As discussed in the Introduction, policy complexity is one of several forms of cognitive effort that have been studied in schizophrenia patients. Some earlier work operationalized cognitive effort in terms of task difficulty (Gold et al., 2015, Horan et al., 2015). While it is difficult to know exactly what this means in a computational sense, it is likely correlated with the duration or number of cognitive operations (what computer scientists would call computational complexity) rather than the number of bits needed to store information in memory (what computer scientists would call space complexity). The cost of optimization is another example of a time complexity cost. Thus, if the suboptimality of the empirical reward-complexity curves derives from the cost of optimization, then this would imply a relationship between computational and space complexity. We would then expect correlations between these distinct forms of cognitive effort—a hypothesis that should be pursued in future investigations.

## Acknowledgments

We are indebted to Anne Collins for making her data available.
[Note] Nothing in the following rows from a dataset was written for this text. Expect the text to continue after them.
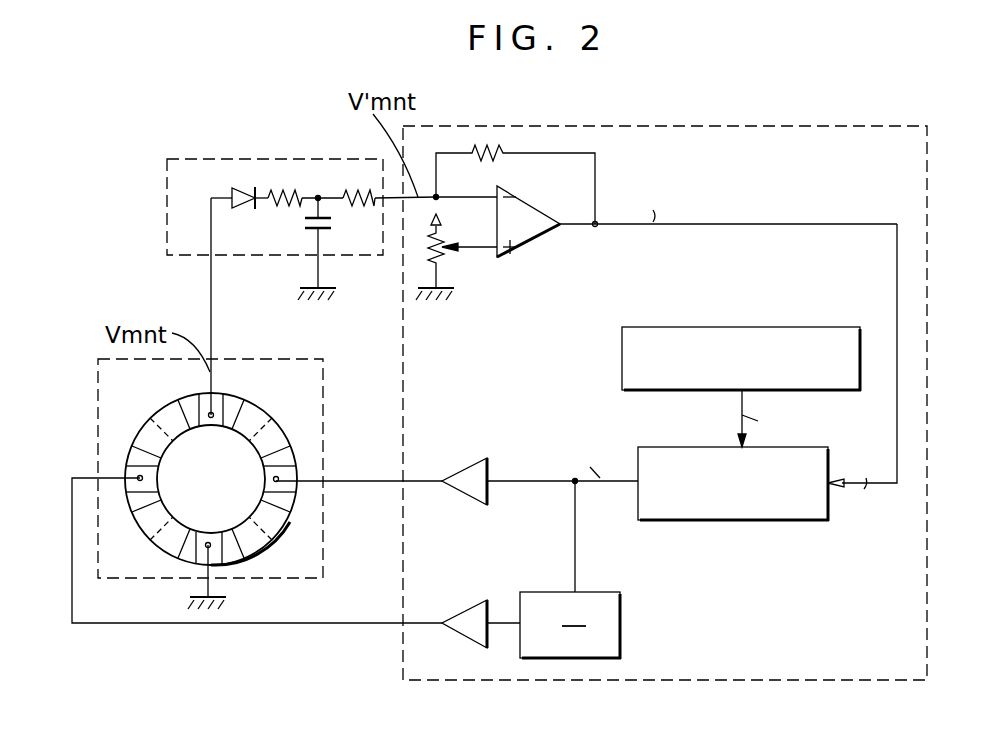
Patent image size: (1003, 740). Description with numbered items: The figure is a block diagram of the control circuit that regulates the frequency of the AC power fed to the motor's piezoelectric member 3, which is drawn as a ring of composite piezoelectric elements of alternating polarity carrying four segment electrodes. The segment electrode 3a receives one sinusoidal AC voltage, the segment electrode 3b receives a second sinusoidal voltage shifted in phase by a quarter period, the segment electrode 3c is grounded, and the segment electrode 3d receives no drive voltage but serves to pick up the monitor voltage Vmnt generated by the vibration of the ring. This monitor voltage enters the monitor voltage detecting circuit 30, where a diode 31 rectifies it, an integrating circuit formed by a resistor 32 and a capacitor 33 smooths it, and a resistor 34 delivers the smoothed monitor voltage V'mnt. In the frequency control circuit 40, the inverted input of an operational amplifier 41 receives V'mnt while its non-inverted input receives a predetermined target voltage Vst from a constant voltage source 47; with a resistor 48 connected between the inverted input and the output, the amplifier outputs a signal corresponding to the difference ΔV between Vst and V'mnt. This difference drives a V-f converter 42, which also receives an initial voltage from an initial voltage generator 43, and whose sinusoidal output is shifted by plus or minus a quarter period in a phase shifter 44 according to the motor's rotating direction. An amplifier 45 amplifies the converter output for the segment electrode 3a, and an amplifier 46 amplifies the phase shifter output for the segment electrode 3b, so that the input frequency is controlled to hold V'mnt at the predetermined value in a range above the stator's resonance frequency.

The piezoelectric member 3 is at (240, 410).
The segment electrode 3a is at (292, 432).
The segment electrode 3b is at (120, 440).
The segment electrode 3c is at (220, 550).
The segment electrode 3d is at (217, 405).
The monitor voltage detecting circuit 30 is at (301, 210).
The diode 31 is at (240, 188).
The resistor 32 is at (283, 192).
The capacitor 33 is at (306, 236).
The resistor 34 is at (363, 208).
The frequency control circuit 40 is at (928, 222).
The operational amplifier 41 is at (538, 216).
The V-f converter 42 is at (792, 521).
The initial voltage generator 43 is at (805, 327).
The phase shifter 44 is at (612, 622).
The amplifier 45 is at (466, 465).
The amplifier 46 is at (466, 612).
The constant voltage source 47 is at (453, 253).
The resistor 48 is at (497, 150).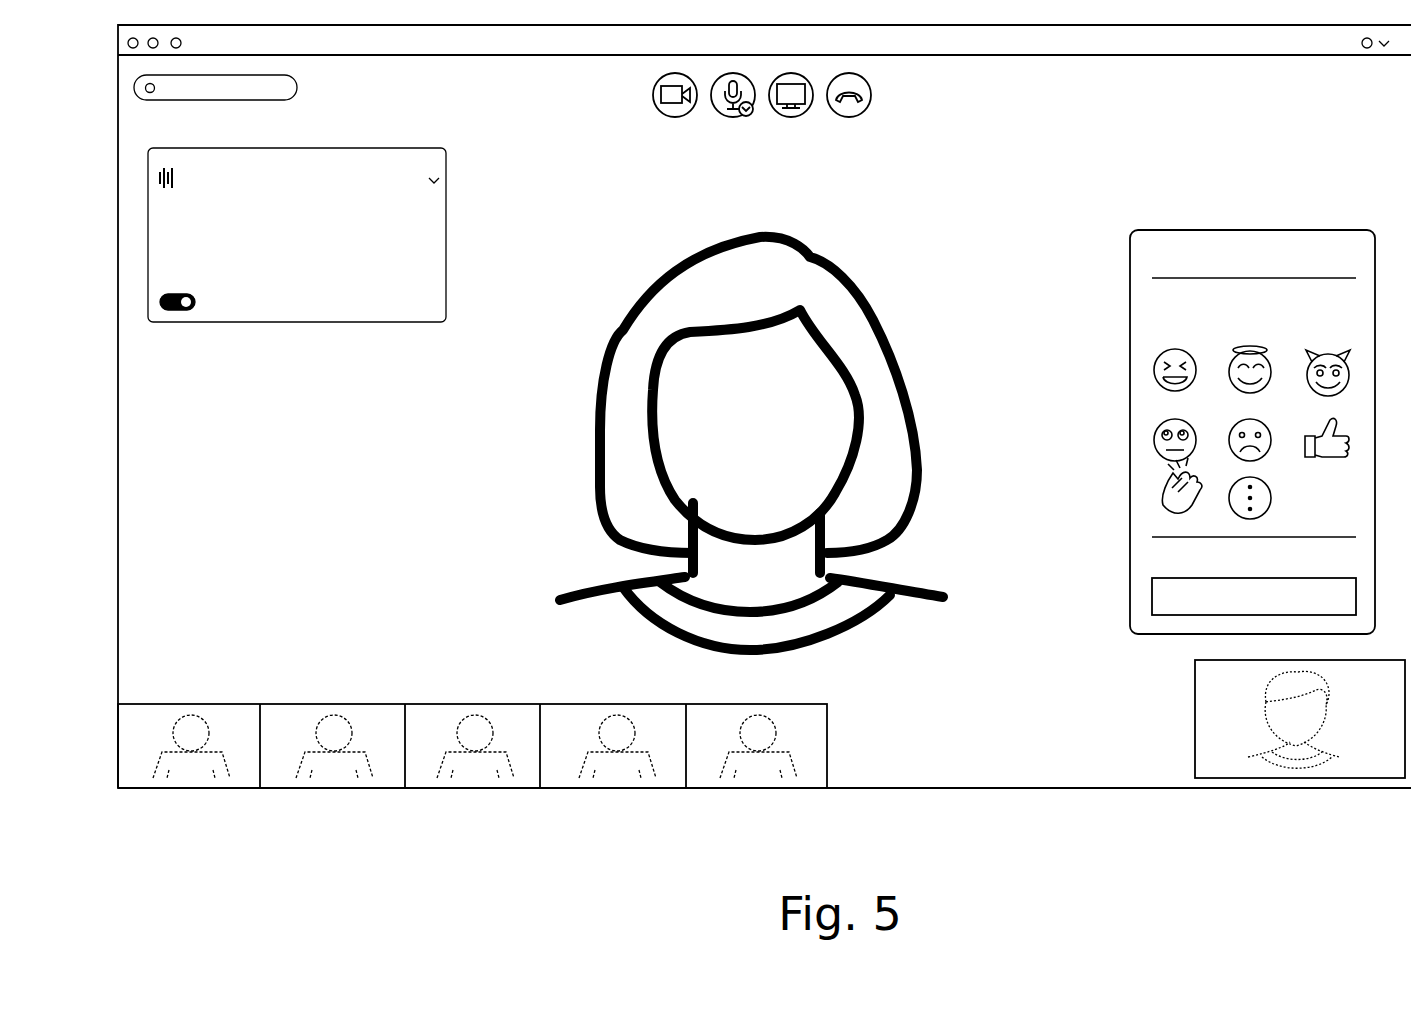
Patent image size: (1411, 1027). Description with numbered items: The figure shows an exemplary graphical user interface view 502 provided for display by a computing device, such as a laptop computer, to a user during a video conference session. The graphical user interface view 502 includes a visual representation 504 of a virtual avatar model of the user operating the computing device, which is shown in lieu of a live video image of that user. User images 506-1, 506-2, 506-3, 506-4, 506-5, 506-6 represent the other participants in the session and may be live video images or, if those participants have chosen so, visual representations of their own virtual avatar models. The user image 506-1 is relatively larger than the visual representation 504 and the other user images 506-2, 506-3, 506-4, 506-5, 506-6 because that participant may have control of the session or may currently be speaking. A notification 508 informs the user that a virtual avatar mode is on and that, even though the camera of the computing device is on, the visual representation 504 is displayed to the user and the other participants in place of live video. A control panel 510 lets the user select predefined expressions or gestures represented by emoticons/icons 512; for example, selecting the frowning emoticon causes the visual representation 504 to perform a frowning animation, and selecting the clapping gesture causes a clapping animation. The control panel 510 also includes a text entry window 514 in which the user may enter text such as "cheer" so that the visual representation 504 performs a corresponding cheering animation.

This research was supported by the Center for Brains, Minds and Machines (funded by NSF STC award CCF-1231216) and a Graduate Research Fellowship from the NSF.

## Footnotes

↵

^{1}As pointed out by Culbreth et al. (2016), some of these inconsistencies may alternatively arise from the fact that earlier studies used binary choice tasks to assess cognitive demand avoidance, which may have been insufficiently sensitive to parametric variations in demand avoidance across subjects.↵

^{2}For this analysis, we made weak assumptions about the form of the empirical trade-off curve by using linear interpolation. Later, we adopt stronger parametric assumptions.